Learn how Directed Acyclic Graphs (DAGs) are used for optimizing basic blocks in compiler design. This guide explains how DAGs represent computations, enabling efficient identification of common subexpressions and other optimization opportunities for improved code generation.

Directed Acyclic Graphs (DAGs) for Basic Block Optimization

Understanding DAGs in Compiler Design

In compiler design, a directed acyclic graph (DAG) is a graph representation of a basic block (a sequence of code with one entry and one exit point). DAGs are acyclic (no cycles) and directed (edges show the flow of computation). They are used in compiler optimization because they provide a clear, structured representation of the computations within a basic block, making it easier to identify and apply various optimization techniques, such as common subexpression elimination.

Structure of a DAG for Basic Blocks

In a DAG representing a basic block:

• Leaf nodes represent variables or constants.
• Interior nodes represent operators.
• Each node stores the computed value.

This makes it straightforward to see the flow of data and the dependencies between different computations. The DAG's structure is very useful for identifying opportunities to optimize the code.

Algorithm for Constructing a DAG

Building a DAG from three-address code involves these steps:

1. Input: A basic block (a sequence of three-address statements).
2. Output: A DAG with nodes labeled by identifiers or operators, and each node containing a list of identifiers representing the computed value.
3. Three Cases: The algorithm handles three cases:
   1. Binary operation: x := y OP z
   2. Unary operation: x := OP y
   3. Assignment: x := y
4. Processing Steps:
   1. Check if operands are undefined; create nodes if necessary.
   2. For binary operations, create an operator node with operands as children. For unary operations, reuse an existing operator node if possible; otherwise, create one. For assignments, simply use the operand node.
   3. Update the target node (x) to point to the new or reused node.
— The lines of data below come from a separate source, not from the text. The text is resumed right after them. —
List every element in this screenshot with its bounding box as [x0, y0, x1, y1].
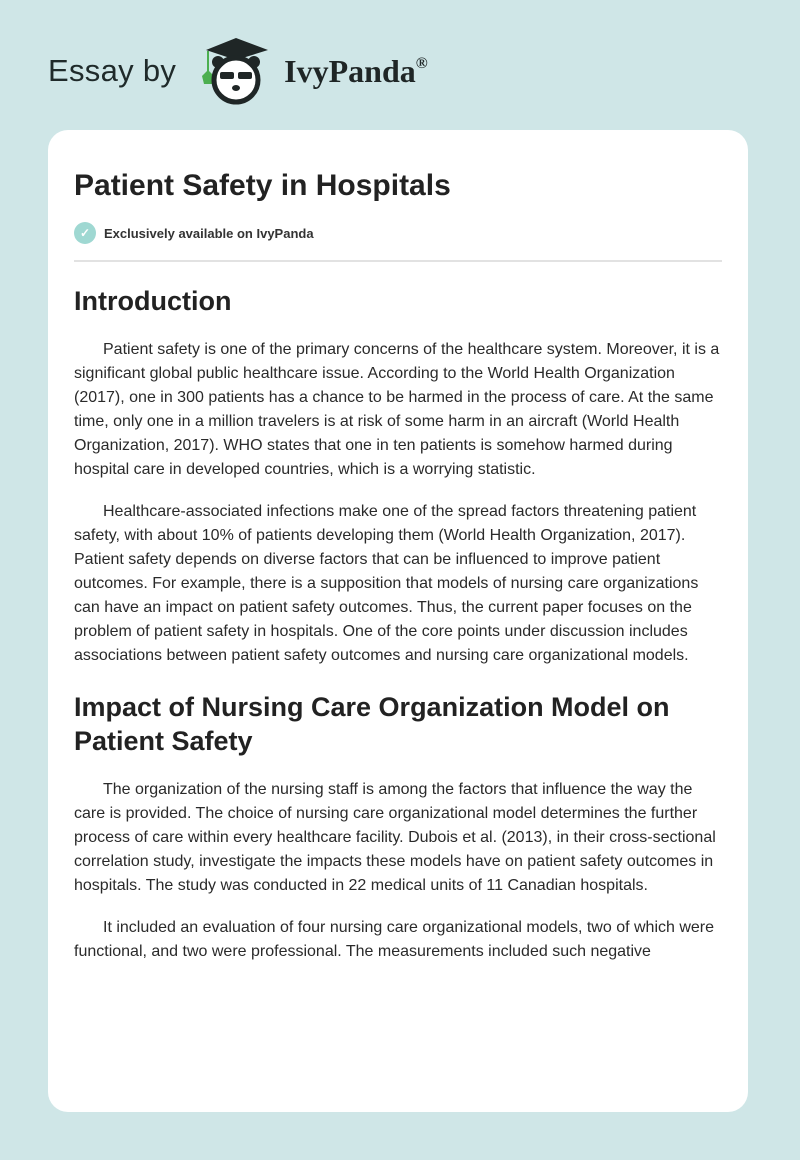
essay-by-label: Essay by [48, 53, 177, 88]
divider [74, 260, 722, 262]
ivypanda-logo-icon[interactable] [192, 36, 278, 106]
brand-text: IvyPanda [284, 52, 416, 89]
paragraph: Healthcare-associated infections make one of the spread factors threatening patient safety, with about 10% of patients developing them (World Health Organization, 2017). Patient safety depends on diverse factors that can be influenced to improve patient outcomes. For example, there is a supposition that models of nursing care organizations can have an impact on patient safety outcomes. Thus, the current paper focuses on the problem of patient safety in hospitals. One of the core points under discussion includes associations between patient safety outcomes and nursing care organizational models. [74, 503, 699, 664]
badge-label: Exclusively available on IvyPanda [104, 225, 314, 241]
section-heading: Impact of Nursing Care Organization Model on Patient Safety [74, 692, 670, 756]
brand-name[interactable] [284, 53, 428, 90]
check-icon: ✓ [74, 222, 96, 244]
page-title: Patient Safety in Hospitals [74, 169, 451, 202]
essay-card [48, 130, 748, 1112]
section-heading: Introduction [74, 286, 232, 316]
site-header [48, 36, 428, 106]
registered-mark: ® [415, 54, 428, 72]
paragraph: The organization of the nursing staff is among the factors that influence the way the care is provided. The choice of nursing care organizational model determines the further process of care within every healthcare facility. Dubois et al. (2013), in their cross-sectional correlation study, investigate the impacts these models have on patient safety outcomes in hospitals. The study was conducted in 22 medical units of 11 Canadian hospitals. [74, 781, 716, 894]
paragraph: It included an evaluation of four nursing care organizational models, two of which were functional, and two were professional. The measurements included such negative [74, 919, 715, 960]
paragraph: Patient safety is one of the primary concerns of the healthcare system. Moreover, it is a significant global public healthcare issue. According to the World Health Organization (2017), one in 300 patients has a chance to be harmed in the process of care. At the same time, only one in a million travelers is at risk of some harm in an aircraft (World Health Organization, 2017). WHO states that one in ten patients is somehow harmed during hospital care in developed countries, which is a worrying statistic. [74, 341, 720, 478]
exclusive-badge [74, 222, 722, 244]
Remove x from the list of identifiers and add it to the list of identifiers associated with the appropriate node.

Example: DAG Construction

Consider this three-address code:

S1 := 4 * i
S2 := a[S1]
S3 := 4 * i
S4 := b[S3]
S5 := S2 * S4
S6 := prod + S5
prod := S6
S7 := i + 1
i := S7
if i <= 20 goto 1

The resulting DAG would show how intermediate results (like 4 * i) are reused, highlighting opportunities for optimization.